Glycoalkaloid concentrations are very low in ripe berries of S. americanum and other members of the Morelloid Clade that have been tested, and alkaloid levels are similar across the clade (Cipollini et al. 2002). Higher concentrations in unripe fruit (Cipollini et al. 2002) of these species make them unattractive to frugivores (Cipollini and Levey 1997a). This loss of secondary metabolites in ripe berries is common across Solanum species with brightly coloured, fleshy fruits (e.g., Bradley et al. 1979) and is most likely related to fruit persistence (Cipollini and Levey 1997b), where risk of fungal infection is balanced by probability of animal ingestion and thus dispersal. Glycoalkaloids are known to have a constipative effect (see above, e.g., Gerard 1597) and to inhibit seed germination after ingestion (Cipollini and Levey 1997b), but Wahaj et al. (1998) found that ripe berries of S. americanum had a laxative effect on birds thus speeding seed passage through the gut. They suggested this was due to some other chemical compound (perhaps calystegines (?), see Dräger et al. 1994). Bravo et al. (2014), however, found that ingestion of seeds of S. nigrum by great bustards (Otis tarda) reduced seedling emergence, but suggested that because seed numbers were so high, the bustrads still functioned as efficient seed dispersers.

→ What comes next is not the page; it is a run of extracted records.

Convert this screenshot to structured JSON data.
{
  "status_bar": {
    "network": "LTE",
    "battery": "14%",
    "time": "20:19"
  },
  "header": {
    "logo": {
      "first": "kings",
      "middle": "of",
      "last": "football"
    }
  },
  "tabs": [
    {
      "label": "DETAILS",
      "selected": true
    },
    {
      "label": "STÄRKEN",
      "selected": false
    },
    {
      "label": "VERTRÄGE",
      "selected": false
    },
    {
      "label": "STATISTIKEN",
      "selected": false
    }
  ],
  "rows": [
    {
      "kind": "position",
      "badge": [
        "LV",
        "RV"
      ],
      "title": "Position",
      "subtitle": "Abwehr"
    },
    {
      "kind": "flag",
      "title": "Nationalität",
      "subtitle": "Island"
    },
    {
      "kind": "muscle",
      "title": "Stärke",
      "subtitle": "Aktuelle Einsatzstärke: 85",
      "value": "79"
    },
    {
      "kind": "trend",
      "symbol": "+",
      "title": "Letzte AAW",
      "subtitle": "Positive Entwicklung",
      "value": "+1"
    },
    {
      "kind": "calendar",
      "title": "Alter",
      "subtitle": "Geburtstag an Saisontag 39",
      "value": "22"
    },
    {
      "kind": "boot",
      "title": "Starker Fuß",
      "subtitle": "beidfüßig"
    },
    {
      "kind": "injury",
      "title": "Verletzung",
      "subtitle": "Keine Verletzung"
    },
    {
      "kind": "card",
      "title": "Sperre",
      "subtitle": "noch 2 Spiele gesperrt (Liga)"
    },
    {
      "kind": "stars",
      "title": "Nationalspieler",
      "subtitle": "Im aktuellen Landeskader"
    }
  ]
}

Conservation status. Most morelloid species are weedy and widely distributed; in the Old World many species are also cultivated (e.g., S. scabrum, S. tarderemotum, S. villosum) and are distributed widely via human migration. Many introductions of species from Europe particularly to North America may have resulted from transport of soil or seed with introduced crops, but even casual visitors to far-flung places have been implicated in the introduction of alien species (Chown et al. 2012). It is likely that the early explorations of the southern hemisphere inadvertently carried seeds of nightshades with them, accounting for the widespread nature of many of these taxa. The genetic structure of populations of extremely widespread species such as S. americanum will need to be investigated to determine if structure exists in the distribution that can be related to natural or human-mediated causes.

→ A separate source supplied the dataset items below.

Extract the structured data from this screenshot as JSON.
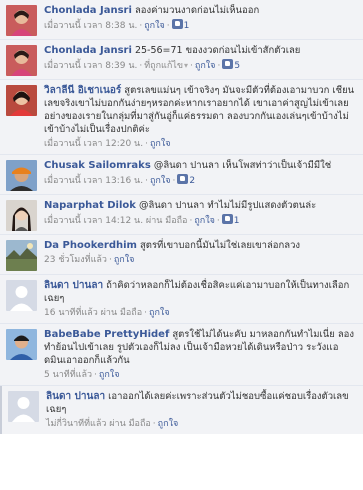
{
  "comments": [
    {
      "author": "Chonlada Jansri",
      "text": "ลองค่ามวนงาดก่อนไม่เห็นออก",
      "time": "เมื่อวานนี้ เวลา 8:38 น.",
      "like_label": "ถูกใจ",
      "likes": "1",
      "via": "",
      "avatar": "woman-pink-photo"
    },
    {
      "author": "Chonlada Jansri",
      "text": "25-56=71 ของงวดก่อนไม่เข้าสักตัวเลย",
      "time": "เมื่อวานนี้ เวลา 8:39 น.",
      "edited_label": "ที่ถูกแก้ไข",
      "like_label": "ถูกใจ",
      "likes": "5",
      "via": "",
      "avatar": "woman-pink-photo"
    },
    {
      "author": "วิลาลีนี อิเชาเนอร์",
      "text": "สูตรเลขแม่นๆ เข้าจริงๆ มันจะมีตัวที่ต้องเอามาบวก เชียนเลขจริงเขาไม่บอกกันง่ายๆหรอกค่ะหากเราอยากได้ เขาเอาค่าสูญไม่เข้าเลย อย่างของเรายในกลุ่มที่มาสู่กันอู่ก็แค่ธรรมดา ลองบวกกันเองเล่นๆเข้าบ้างไม่เข้าบ้างไม่เป็นเรื่องปกติค่ะ",
      "time": "เมื่อวานนี้ เวลา 12:20 น.",
      "like_label": "ถูกใจ",
      "likes": "",
      "via": "",
      "avatar": "woman-red-photo"
    },
    {
      "author": "Chusak Sailomraks",
      "text": "@ลินดา ปานลา เห็นโพสท่าว่าเป็นเจ้ามีมีใช่",
      "time": "เมื่อวานนี้ เวลา 13:16 น.",
      "like_label": "ถูกใจ",
      "likes": "2",
      "via": "",
      "avatar": "man-orange-cap-photo"
    },
    {
      "author": "Naparphat Dilok",
      "text": "@ลินดา ปานลา ทำไมไม่มีรูปแสดงตัวตนล่ะ",
      "time": "เมื่อวานนี้ เวลา 14:12 น. ผ่าน มือถือ",
      "like_label": "ถูกใจ",
      "likes": "1",
      "via": "",
      "avatar": "woman-dark-hair-photo"
    },
    {
      "author": "Da Phookerdhim",
      "text": "สูตรที่เขาบอกนี้มันไม่ใช่เลยเขาล่อกลวง",
      "time": "23 ชั่วโมงที่แล้ว",
      "like_label": "ถูกใจ",
      "likes": "",
      "via": "",
      "avatar": "landscape-photo"
    },
    {
      "author": "ลินดา ปานลา",
      "text": "ถ้าคิดว่าหลอกก็ไม่ต้องเชื่อสิคะแค่เอามาบอกให้เป็นทางเลือกเฉยๆ",
      "time": "16 นาทีที่แล้ว ผ่าน มือถือ",
      "like_label": "ถูกใจ",
      "likes": "",
      "via": "",
      "avatar": "default-silhouette"
    },
    {
      "author": "BabeBabe PrettyHidef",
      "text": "สูตรใช้ไม่ได้นะคับ มาหลอกกันทำไมเนี่ย ลองทำย้อนไปเข้าเลย รูปตัวเองก็ไม่ลง เป็นเจ้ามือหวยได้เดินหรือป่าว ระวังเเอดมินเอาออกก็แล้วกัน",
      "time": "5 นาทีที่แล้ว",
      "like_label": "ถูกใจ",
      "likes": "",
      "via": "",
      "avatar": "man-blue-photo"
    },
    {
      "author": "ลินดา ปานลา",
      "text": "เอาออกได้เลยค่ะเพราะส่วนตัวไม่ชอบซื้อแค่ชอบเรื่องตัวเลขเฉยๆ",
      "time": "ไม่กี่วินาทีที่แล้ว ผ่าน มือถือ",
      "like_label": "ถูกใจ",
      "likes": "",
      "via": "",
      "avatar": "default-silhouette"
    }
  ],
  "colors": {
    "link": "#3b5998",
    "meta": "#888888",
    "highlight_bg": "#f2f3f6"
  }
}
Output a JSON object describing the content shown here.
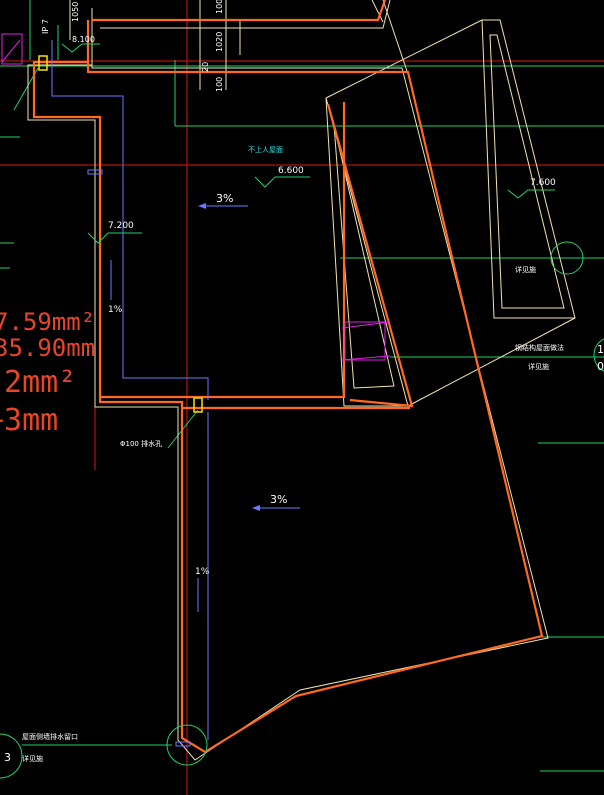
{
  "drawing": {
    "dimensions": {
      "d_1050": "1050",
      "d_100_top": "100",
      "d_1020": "1020",
      "d_20": "20",
      "d_100_bottom": "100",
      "d_8100": "8.100"
    },
    "roof_label": "不上人屋面",
    "levels": {
      "l_6600": "6.600",
      "l_7200": "7.200",
      "l_7600": "7.600"
    },
    "slopes": {
      "s_upper_3": "3%",
      "s_lower_3": "3%",
      "s_upper_1": "1%",
      "s_lower_1": "1%"
    },
    "notes": {
      "drain_pipe": "Φ100 排水孔",
      "right_note_1": "详见施",
      "right_note_2": "钢结构屋面做法",
      "right_note_3": "详见施",
      "bottom_note_1": "屋面侧墙排水留口",
      "bottom_note_2": "详见施"
    },
    "area_readouts": {
      "a1": "7.59mm²",
      "a2": "35.90mm",
      "a3": "-2mm²",
      "a4": "+3mm"
    },
    "edge_text": {
      "left_vertical": "IP 7",
      "right_1": "1",
      "right_0": "0",
      "bottom_left_3": "3"
    },
    "colors": {
      "background": "#000000",
      "orange_wall": "#ff6a1f",
      "pale_outline": "#f2e3b0",
      "green_grid": "#1fd16a",
      "red_axis": "#d8141c",
      "blue_pipe": "#6a78ff",
      "cyan_text": "#26e0e0",
      "white_text": "#ffffff",
      "magenta": "#e020e0",
      "yellow": "#ffe000"
    }
  }
}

Preliminary conservation assessments for the Caribbean and North and Central American members of the Morelloid Clade (including introduced taxa) are presented in Table 6. All of these species can be assigned the status of Least Concern; Table 6 records only the Extent of Occurrence (EOO), because Area of Occurrence (AOO) is highly influenced by collection or georeferencing deficit.

Black nightshades are used as potherbs (often referred to on English language labels as “spinach”) worldwide, especially in Africa. In the Americas, these plants are used in similar ways, especially among communities of African origin, but also more widely. It is not clear whether the use of leaves of morelloid solanums was brought to the Americas by enslaved peoples from Africa; it is more likely their use as potherbs developed in parallel indigenously on both continents.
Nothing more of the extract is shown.